From: Arcane Jill (arcanejill@ramonsky.com)
Date: Thu Dec 18 2003 - 09:53:52 EST
Oh wow. Well, the range of different keyboard layouts I see around me is
something else! (Especially on laptops).
Now here's something weird. Just about every standard, fully-size,
desktop, (British) QWERTY keyboard I have ever seen, has the legend for
U+00A6 BROKEN BAR as the shifted symbol /printed/ on the key to the
immediate left of Z (with the unshifted symbol being backslash), and the
legend for U+007C VERTICAL LINE as the third symbol /printed/ on the key
to the immediate left of 1 (with the unshifted and shifted symbols being
backquote (U+0060, officially GRAVE ACCENT) and the aforementioned "not
sign" (U+00AC) respectively). Thus, you would expect <shift + backslash>
to yeild BROKEN BAR, and you would expect <alt-gr + backquote> to yield
VERTICAL LINE, because _that's what printed on the keys_.

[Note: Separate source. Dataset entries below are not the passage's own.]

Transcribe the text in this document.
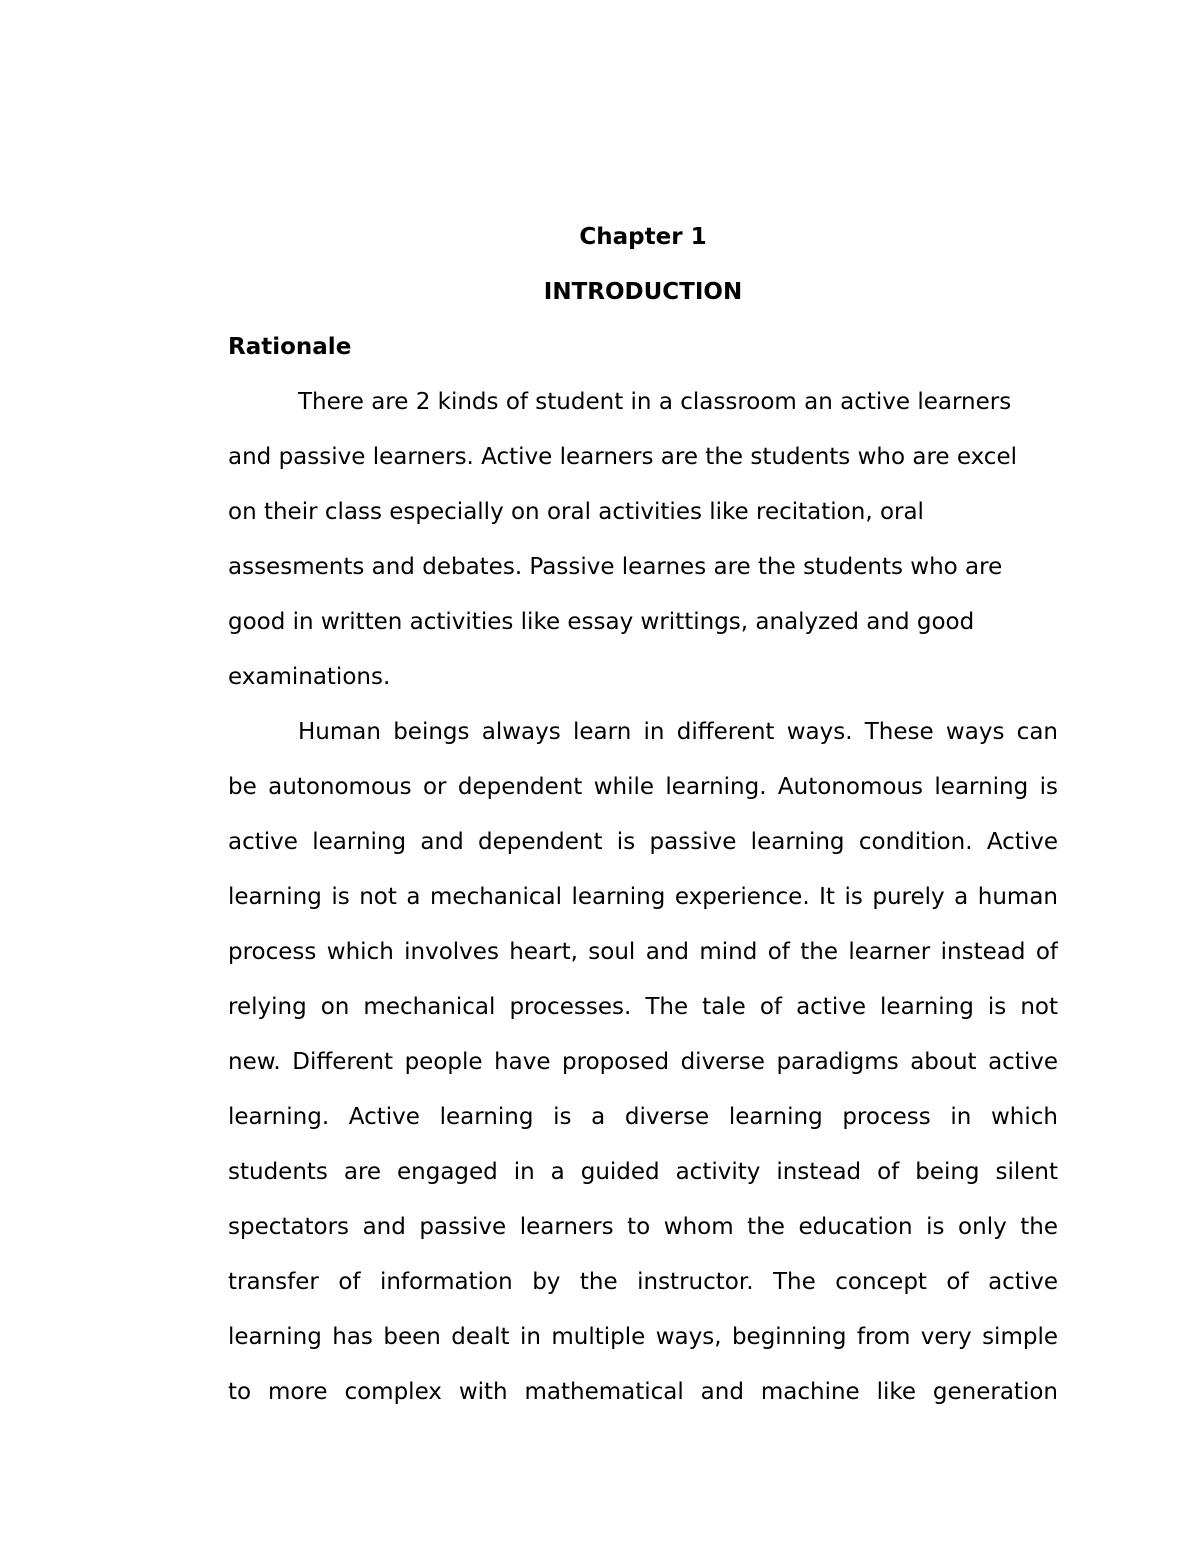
Chapter 1

INTRODUCTION

Rationale

There are 2 kinds of student in a classroom an active learners
and passive learners. Active learners are the students who are excel
on their class especially on oral activities like recitation, oral
assesments and debates. Passive learnes are the students who are
good in written activities like essay writtings, analyzed and good
examinations.
Human beings always learn in different ways. These ways can
be autonomous or dependent while learning. Autonomous learning is
active learning and dependent is passive learning condition. Active
learning is not a mechanical learning experience. It is purely a human
process which involves heart, soul and mind of the learner instead of
relying on mechanical processes. The tale of active learning is not
new. Different people have proposed diverse paradigms about active
learning. Active learning is a diverse learning process in which
students are engaged in a guided activity instead of being silent
spectators and passive learners to whom the education is only the
transfer of information by the instructor. The concept of active
learning has been dealt in multiple ways, beginning from very simple
to more complex with mathematical and machine like generation
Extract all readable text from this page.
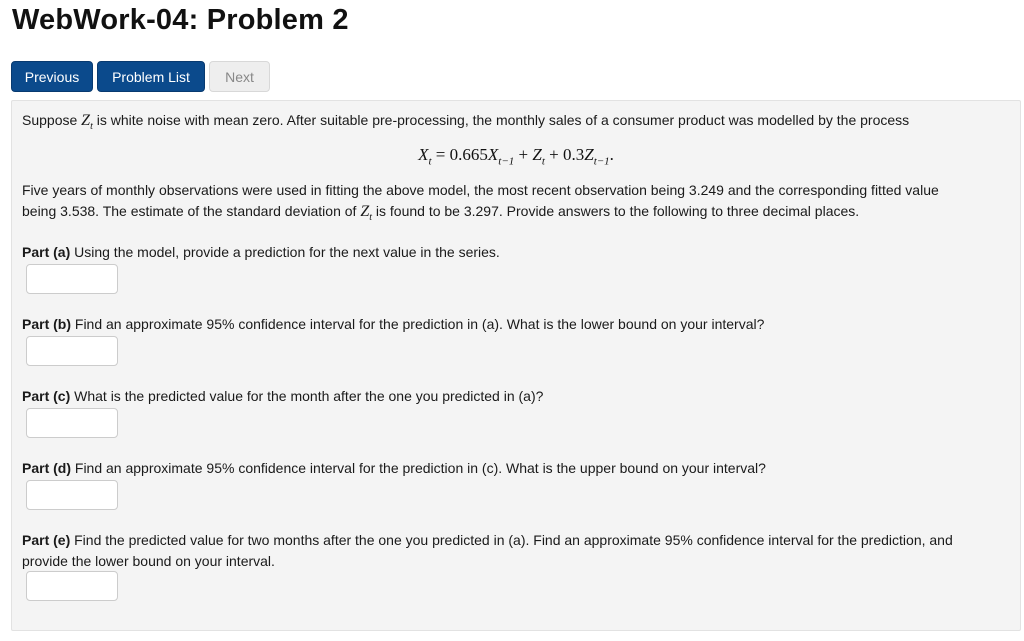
WebWork-04: Problem 2
Previous	Problem List	Next

Suppose $Z_t$ is white noise with mean zero. After suitable pre-processing, the monthly sales of a consumer product was modelled by the process

$X_t = 0.665X_{t-1} + Z_t + 0.3Z_{t-1}$.

Five years of monthly observations were used in fitting the above model, the most recent observation being 3.249 and the corresponding fitted value
being 3.538. The estimate of the standard deviation of $Z_t$ is found to be 3.297. Provide answers to the following to three decimal places.

Part (a) Using the model, provide a prediction for the next value in the series.

Part (b) Find an approximate 95% confidence interval for the prediction in (a). What is the lower bound on your interval?

Part (c) What is the predicted value for the month after the one you predicted in (a)?

Part (d) Find an approximate 95% confidence interval for the prediction in (c). What is the upper bound on your interval?

Part (e) Find the predicted value for two months after the one you predicted in (a). Find an approximate 95% confidence interval for the prediction, and
provide the lower bound on your interval.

However, on every keyboard I have tried, these assignments are actually
the other way round! (Anyone else from this part of the world care to
confirm this? Or perhaps explain why?).
Jill
> -----Original Message-----
> From: John Cowan [mailto:cowan@mercury.ccil.org]
> Sent: Thursday, December 18, 2003 2:31 PM
> To: Arcane Jill
> Cc: unicode@unicode.org
> Subject: Re: American English translation of character names
>
>
> On the standard U.S. keyboard, that gesture generates ~.
> If I turn on the U.S.-International keyboard, then RightAlt-\
> gives me the
> NOT SIGN, where \ is the rightmost key in the QWERTYUIOP row.